# 1910s Detroit Advertising Jug



## Robby Raccoon (Nov 23, 2019)

Found this today at an antique store.

C. 1914-1916 advertising gallon jug of wines and liquors.
Max Schreiber, 578 Hastings St., Detroit, Mi. 

Pictures will be sideways because posting from smart phones does that even after using the editing program to rotate them.


----------



## sandchip (Nov 23, 2019)

Nice!


----------



## hemihampton (Nov 24, 2019)

Hey, It's your old buddy Leon here in Detroit, Let me know if you ever want to sell that as I'd be Interested in adding it to my collection. Let me know. THANKS, LEON.


----------



## Robby Raccoon (Nov 26, 2019)

Thank you.


----------



## Robby Raccoon (Nov 26, 2019)

Leon, I am interested in selling it. It's too big for my limited display room.


----------



## hemihampton (Nov 28, 2019)

OK, I'll PM message you soon. THANKS, LEON.


P.S. HAPPY THANKSGIVING.


----------



## Robby Raccoon (Nov 28, 2019)

Thank you. I hope that you also have a great Thanksgiving. 
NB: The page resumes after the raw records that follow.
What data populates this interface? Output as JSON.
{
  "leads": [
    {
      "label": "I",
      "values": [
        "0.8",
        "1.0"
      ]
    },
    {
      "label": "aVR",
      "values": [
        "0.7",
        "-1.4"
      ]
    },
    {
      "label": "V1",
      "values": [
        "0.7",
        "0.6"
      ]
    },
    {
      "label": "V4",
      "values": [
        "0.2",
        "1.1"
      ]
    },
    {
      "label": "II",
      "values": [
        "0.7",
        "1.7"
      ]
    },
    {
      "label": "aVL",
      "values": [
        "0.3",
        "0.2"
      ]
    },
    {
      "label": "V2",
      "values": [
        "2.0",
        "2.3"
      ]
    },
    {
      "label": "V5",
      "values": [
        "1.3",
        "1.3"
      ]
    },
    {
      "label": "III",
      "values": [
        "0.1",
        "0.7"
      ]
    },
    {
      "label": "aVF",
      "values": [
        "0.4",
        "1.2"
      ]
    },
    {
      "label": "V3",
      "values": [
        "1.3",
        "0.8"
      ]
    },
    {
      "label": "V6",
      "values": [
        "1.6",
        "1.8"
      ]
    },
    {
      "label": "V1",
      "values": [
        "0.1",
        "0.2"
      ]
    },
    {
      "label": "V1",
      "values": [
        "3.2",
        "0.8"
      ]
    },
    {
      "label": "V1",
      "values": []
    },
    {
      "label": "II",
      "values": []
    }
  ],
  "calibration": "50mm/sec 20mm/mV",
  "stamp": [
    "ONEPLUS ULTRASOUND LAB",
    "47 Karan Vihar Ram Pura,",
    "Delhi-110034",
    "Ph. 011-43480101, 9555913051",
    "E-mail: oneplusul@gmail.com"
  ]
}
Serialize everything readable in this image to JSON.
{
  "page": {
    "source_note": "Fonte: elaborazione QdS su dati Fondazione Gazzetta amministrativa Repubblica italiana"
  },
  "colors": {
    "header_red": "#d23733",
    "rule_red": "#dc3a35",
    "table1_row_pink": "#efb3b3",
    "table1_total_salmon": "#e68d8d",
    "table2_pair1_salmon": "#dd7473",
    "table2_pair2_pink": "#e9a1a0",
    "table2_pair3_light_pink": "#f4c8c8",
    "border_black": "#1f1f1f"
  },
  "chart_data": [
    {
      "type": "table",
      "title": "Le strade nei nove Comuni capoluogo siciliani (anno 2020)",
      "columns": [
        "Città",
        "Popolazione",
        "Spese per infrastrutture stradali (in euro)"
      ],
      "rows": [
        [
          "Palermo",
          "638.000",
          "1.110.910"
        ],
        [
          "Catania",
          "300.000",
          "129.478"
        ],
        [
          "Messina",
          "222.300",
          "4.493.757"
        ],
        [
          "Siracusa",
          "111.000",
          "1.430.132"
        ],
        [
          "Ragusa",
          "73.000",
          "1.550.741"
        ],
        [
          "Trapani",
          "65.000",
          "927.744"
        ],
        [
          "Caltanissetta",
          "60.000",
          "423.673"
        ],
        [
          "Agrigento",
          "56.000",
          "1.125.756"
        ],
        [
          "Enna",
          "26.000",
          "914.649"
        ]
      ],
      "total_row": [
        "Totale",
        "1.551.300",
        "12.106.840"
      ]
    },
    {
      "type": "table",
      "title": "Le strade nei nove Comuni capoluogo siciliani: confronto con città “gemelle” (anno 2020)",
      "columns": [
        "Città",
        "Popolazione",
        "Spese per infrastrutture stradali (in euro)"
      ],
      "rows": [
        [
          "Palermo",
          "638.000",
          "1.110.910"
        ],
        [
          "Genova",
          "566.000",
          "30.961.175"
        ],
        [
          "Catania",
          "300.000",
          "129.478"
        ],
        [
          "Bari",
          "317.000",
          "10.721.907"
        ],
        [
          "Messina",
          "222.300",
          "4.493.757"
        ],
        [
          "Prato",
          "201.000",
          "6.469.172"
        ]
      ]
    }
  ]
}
Can't post photos from FB apparently, but I can link em. Funny pic.


----------



## Robby Raccoon (Nov 30, 2019)

Leon, I'm afraid you can't receive any more PMs till you clear some space. 

"hemihampton has exceeded their stored private messages quota and cannot accept further messages until they clear some space."


----------



## hemihampton (Nov 30, 2019)

OK, I just cleared somew out. Go ahead & send me a PM. THANKS, LEON.


----------